NAB faces $500m fine after dodgy loan allegations
NATIONAL Australia Bank could face a potential fine of more than $500 million after the corporate watchdog launched Federal Court action against the lender over a $24 billion "introducer" loan program alleged to be rife with fraud.
In the first court action stemming from referrals by Kenneth Hayne's banking royal commission, the Australian Securities and Investments Commission today alleged that NAB took information and documents supplied to get loans from third party "introducers" who were not licensed to sell credit, The Australian reports.
The behaviour of 16 NAB bankers who accepted potentially fraudulent documents from 25 introducers for almost 300 loans will be scrutinised by the Federal Court.
The court is being urged to slap NAB with penalties of more than $500 million for breaches of the National Credit Act, which bars unlicensed parties from engaging in the selling of credit.
NAB has been grappling with the fallout from revelations of misconduct by bankers in a clutch of western Sydney branches who were hungry to earn bonuses based on how many home loans they wrote.
The royal commission heard that NAB introducers received a commission of up to 0.6 per cent of a loan for introducing a name and phone number to the bank.
An alleged scam in western Sydney was said to have involved a gym owner and a tailor.
Introducers are supposed to come from professional ranks, including financial planners and lawyers.
Since 2000, NAB has operated the banking sector's largest referral program and between 2013 and 2016, the period in question for ASIC's lawsuit, the bank's introducer program generated $24 billion worth of loans.
Under the scheme, which will be shut down on October 1, the introducers were only meant to provide a name and a contact number for a potential customer.
However, an ASIC investigation found that NAB bankers accepted additional information and documentation from 25 unlicensed introducers, which included completed home loan applications, pay slips, copies of customer identification documents and more.
It's alleged some of these documents were false.
Earlier this week former NAB branch manager Mathew Alwan, who is not one of the 16 bankers involved in ASIC's action, pleaded guilty to fraud over his role in an alleged multimillion-dollar scam exploiting the introducer scheme.
ASIC will tell the Federal Court that the introducers' conduct put consumers at risk of fraud and potentially shunted them into loans that were unsuitable. It will allege NAB breached laws by accepting the assistance of unlicensed introducers. Each breach of the Credit Act carries a maximum penalty of between $1.7 and $1.8 million.
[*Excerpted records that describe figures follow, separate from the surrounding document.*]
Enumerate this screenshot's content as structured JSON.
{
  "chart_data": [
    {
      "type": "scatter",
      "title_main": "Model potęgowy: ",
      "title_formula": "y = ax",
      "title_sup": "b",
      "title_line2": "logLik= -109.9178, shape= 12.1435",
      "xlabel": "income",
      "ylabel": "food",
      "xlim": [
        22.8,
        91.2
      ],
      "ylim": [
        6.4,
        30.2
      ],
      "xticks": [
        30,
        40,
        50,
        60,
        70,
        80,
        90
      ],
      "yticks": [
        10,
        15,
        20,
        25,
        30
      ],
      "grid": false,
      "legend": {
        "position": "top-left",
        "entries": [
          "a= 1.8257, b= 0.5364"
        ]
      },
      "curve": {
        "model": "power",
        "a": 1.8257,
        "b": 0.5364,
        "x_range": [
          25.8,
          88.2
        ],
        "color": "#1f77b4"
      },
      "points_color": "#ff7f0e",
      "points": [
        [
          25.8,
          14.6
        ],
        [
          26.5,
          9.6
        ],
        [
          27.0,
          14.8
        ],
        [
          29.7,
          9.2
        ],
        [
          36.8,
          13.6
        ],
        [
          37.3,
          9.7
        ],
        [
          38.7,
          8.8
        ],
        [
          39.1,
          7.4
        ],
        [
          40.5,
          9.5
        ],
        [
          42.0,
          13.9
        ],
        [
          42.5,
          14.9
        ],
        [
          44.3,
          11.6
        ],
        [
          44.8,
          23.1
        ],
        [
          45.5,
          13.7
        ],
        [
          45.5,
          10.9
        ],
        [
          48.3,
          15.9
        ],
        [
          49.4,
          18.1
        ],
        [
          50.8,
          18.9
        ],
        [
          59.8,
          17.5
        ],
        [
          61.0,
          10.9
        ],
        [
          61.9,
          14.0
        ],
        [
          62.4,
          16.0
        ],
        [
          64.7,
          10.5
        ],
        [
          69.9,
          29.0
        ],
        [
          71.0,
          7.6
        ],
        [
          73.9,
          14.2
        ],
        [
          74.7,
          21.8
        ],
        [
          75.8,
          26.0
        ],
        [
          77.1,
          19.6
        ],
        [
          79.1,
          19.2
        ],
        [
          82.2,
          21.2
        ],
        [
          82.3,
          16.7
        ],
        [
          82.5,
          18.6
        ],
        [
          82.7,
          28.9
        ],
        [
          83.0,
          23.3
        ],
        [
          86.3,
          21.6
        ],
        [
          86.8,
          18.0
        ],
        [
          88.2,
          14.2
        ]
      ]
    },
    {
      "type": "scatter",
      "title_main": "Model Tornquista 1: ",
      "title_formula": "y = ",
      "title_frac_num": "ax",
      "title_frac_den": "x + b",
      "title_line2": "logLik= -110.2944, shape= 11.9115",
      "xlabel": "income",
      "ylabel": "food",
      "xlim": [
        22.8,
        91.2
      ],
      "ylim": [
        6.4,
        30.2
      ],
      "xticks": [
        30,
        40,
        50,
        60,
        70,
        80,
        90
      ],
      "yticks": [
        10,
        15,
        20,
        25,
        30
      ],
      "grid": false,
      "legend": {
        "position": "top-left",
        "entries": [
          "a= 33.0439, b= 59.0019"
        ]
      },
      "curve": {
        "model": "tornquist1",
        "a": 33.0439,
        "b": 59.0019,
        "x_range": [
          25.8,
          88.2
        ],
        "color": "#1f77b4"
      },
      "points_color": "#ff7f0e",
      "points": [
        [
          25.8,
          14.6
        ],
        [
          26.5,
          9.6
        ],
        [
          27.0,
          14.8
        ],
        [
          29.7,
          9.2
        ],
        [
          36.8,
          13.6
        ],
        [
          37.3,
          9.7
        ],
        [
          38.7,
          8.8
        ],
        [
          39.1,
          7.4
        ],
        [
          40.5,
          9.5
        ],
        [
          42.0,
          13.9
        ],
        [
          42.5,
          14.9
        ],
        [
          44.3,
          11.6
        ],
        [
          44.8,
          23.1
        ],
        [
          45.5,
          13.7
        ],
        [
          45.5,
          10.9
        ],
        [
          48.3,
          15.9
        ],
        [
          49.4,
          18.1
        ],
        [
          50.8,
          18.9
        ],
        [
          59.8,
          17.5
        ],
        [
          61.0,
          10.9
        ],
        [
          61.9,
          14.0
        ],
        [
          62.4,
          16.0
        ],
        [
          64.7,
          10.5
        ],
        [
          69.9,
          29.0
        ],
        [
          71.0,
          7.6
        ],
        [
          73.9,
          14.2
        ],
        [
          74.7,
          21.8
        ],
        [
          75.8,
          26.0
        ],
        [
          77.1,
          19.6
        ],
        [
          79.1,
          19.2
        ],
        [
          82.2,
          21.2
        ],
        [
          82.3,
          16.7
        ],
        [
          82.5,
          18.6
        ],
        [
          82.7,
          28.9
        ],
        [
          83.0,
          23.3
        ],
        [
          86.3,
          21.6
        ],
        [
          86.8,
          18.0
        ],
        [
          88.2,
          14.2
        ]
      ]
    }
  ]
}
NAB chief legal counsel Sharon Cook said the bank would "take this legal action seriously and will now carefully assess the allegations".
"Throughout the royal commission we heard clearly that our actions need to change to meet the expectations of our customers and the community," Ms Cook said, noting the bank had set up a remediation program for affected customers.
Last year, NAB told the royal commission that it expected to pay out "at the lower end of the range of $9 million to $23m" in relation to the program.
The introducer program was recently killed off by NAB acting chief executive and incoming chairman Phil Chronican, who took over from Andrew Thorburn and Ken Henry when the duo resigned in the wake of a shellacking by Mr Hayne in his final report.
The program was shut off to new referrals and by October will no longer exist.
The ASIC action marks the first major court action stemming from a royal commission referral, and the regulator has flagged it has almost 50 more in the pipeline.
Last month ASIC lodged a claim in the Federal Court stemming from the royal commission, alleging ANZ stung customers for more than $50 million as it charged fees to which it was not entitled for nearly 13 years.
NAB reported the fraud ring in western Sydney to police and sacked or showed the door to 21 bankers involved in the scandal, while 100 introducers had their agreements terminated.
However, documents released by the royal commission showed NAB knew about the western Sydney scandal in November 2015, at least three months before it reported the breach to the regulator, far longer than the 10-day window required by law.
NAB's own review of the fraud ring found that bankers were "double-dipping" on bonuses by duplicating and post-dating deals. It also found "kickbacks" between bankers and introducers, who also receive commissions for bringing borrowers to the bank.
NAB also missed "early warning signs" of fraudulent mortgage applications including "inflated salaries" for borrowers with mundane jobs, and out-of-kilter asset valuations and rental appraisals.